Very simple. The application development model, having had a brief play with the CTP version, make XCode and Cocoa look like it just walked in from 1995. The iPhone has 120K apps or so (depending on what they have removed this week), with a development model that most of the developers using it had to learn, from scratch, and for those used to a modern language, is backward, antiquated and alien. Thats one hell of a learning curve for most developers. And by modern I mean Ruby, Python, Java, C# et al - basiclaly something invented in and for a date starting with 20.
Obj-C only makes sense if you know Obj-C, C or C++. If you only know one of the above languages, it's has the potential to confuse the shit out of you - and leak memory all over your nice new carpet.
Contrast that with WP7. It uses .NET and Silverlight/WPF. There are a lot of people who have to adapt to a small change in the API - those who know Silverlight already - and a massive, orc-ish horde who just need to learn a bit of Silverlight over the top of their up-to-8-years of .NET. VS.NET still owns XCode for ease of use and productivity, especially VS.NET 2010. C# and the .NET managed environment kicks Obj-C and Cocoa all over the park* for getting things done. I came to this realisation when I used CocoaTouch and found that I could, using the .NET (mono) libraries, in about 4 lines of code, what took around 50 in Cocoa. (connect to URL, parse a model out of the resulting XML).

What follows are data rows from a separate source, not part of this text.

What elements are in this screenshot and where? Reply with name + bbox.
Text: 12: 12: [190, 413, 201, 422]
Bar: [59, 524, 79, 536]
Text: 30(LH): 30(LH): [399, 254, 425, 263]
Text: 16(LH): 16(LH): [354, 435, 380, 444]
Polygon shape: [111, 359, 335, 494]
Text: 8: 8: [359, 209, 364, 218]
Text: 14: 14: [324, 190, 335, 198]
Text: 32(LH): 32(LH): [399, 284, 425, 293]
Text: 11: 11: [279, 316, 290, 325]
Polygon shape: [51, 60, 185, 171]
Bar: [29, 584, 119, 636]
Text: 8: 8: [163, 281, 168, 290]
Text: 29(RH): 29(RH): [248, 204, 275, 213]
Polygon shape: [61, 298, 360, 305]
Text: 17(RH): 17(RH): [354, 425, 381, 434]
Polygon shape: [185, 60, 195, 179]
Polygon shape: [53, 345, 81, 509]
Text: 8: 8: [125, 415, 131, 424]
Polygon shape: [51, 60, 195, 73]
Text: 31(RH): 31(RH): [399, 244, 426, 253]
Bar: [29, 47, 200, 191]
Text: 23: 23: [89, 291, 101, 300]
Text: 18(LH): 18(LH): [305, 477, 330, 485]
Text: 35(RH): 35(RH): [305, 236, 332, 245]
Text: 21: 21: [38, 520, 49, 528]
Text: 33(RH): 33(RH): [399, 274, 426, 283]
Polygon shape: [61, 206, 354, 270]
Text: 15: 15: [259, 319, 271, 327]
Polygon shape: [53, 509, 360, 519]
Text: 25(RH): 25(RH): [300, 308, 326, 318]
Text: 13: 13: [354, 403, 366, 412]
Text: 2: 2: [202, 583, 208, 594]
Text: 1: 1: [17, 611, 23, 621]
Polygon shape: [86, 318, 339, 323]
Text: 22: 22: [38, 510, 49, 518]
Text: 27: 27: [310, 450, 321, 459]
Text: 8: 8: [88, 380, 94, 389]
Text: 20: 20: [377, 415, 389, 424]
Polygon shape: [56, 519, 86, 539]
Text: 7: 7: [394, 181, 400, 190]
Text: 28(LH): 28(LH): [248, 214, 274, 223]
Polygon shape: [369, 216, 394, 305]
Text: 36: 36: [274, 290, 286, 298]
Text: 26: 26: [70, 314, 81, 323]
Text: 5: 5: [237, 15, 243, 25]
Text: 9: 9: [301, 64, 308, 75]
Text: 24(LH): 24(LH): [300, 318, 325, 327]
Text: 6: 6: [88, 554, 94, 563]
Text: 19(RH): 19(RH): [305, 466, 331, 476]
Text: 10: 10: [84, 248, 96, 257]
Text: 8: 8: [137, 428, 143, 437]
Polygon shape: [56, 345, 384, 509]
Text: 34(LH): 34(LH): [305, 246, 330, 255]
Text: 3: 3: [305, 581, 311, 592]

Aside from initial market share (WP7: zero. iPhone: lots) and rabid fanboi's ('cos, ya know, it's not cool to like Microsoft anymore), I don't see where the iPhone has a development advantage over WP7. And these days, it is all about the apps. WP7 will ship with the same basic features as the iphone, in a very similar package. It's the apps that make a difference.
Throw in what happens when you can use a single technology (Silverlight, .NET, c#) to write you mobile app (WP7), back end (Azure or self-hosted), desktop and web (Silverlight or WPF). Right now, with the iPhone, I have to use Obj-C/Cocoa for Mac and iPhone, something else for Windows, and something else for backend/web (Rails? Flash? whatever else). With WP7, I can stay within the same universe, or I can move out of it as I like. If I'm a single person or small team, I know which way I'd be going.
We'll see, I guess. I think Microsoft has one bit covered - the development story - now lets see if they can solve the other story: make consumers want it. Thats the hard bit.
Note to Microsoft: subsidise phones via MSDN. Get the devices into developers hands cheaply, and not tied to the useless US carriers. Not just at PDC or TechEd, but for anyone with an MSDN subscription, ActionPack, MS Partner status etc.
Side note: I wonder if there is a "market" for a Silverlight-style markup for CocoaTouch. Same idea - build the object tree as XML, parse it down to code/objects at compile or runtime. But using UILabel et all. Could be the best of both worlds. Same business logic, replace the views and some of the controllers, and have an app which works over both platforms. Actually, maybe thats what a XIB is....
*unless you have been using Obj-C for a long, long time. This is obviously not going to apply to the likes of Mr Gemmell and co, or anyone else with a few years of experience invested in iPhone apps.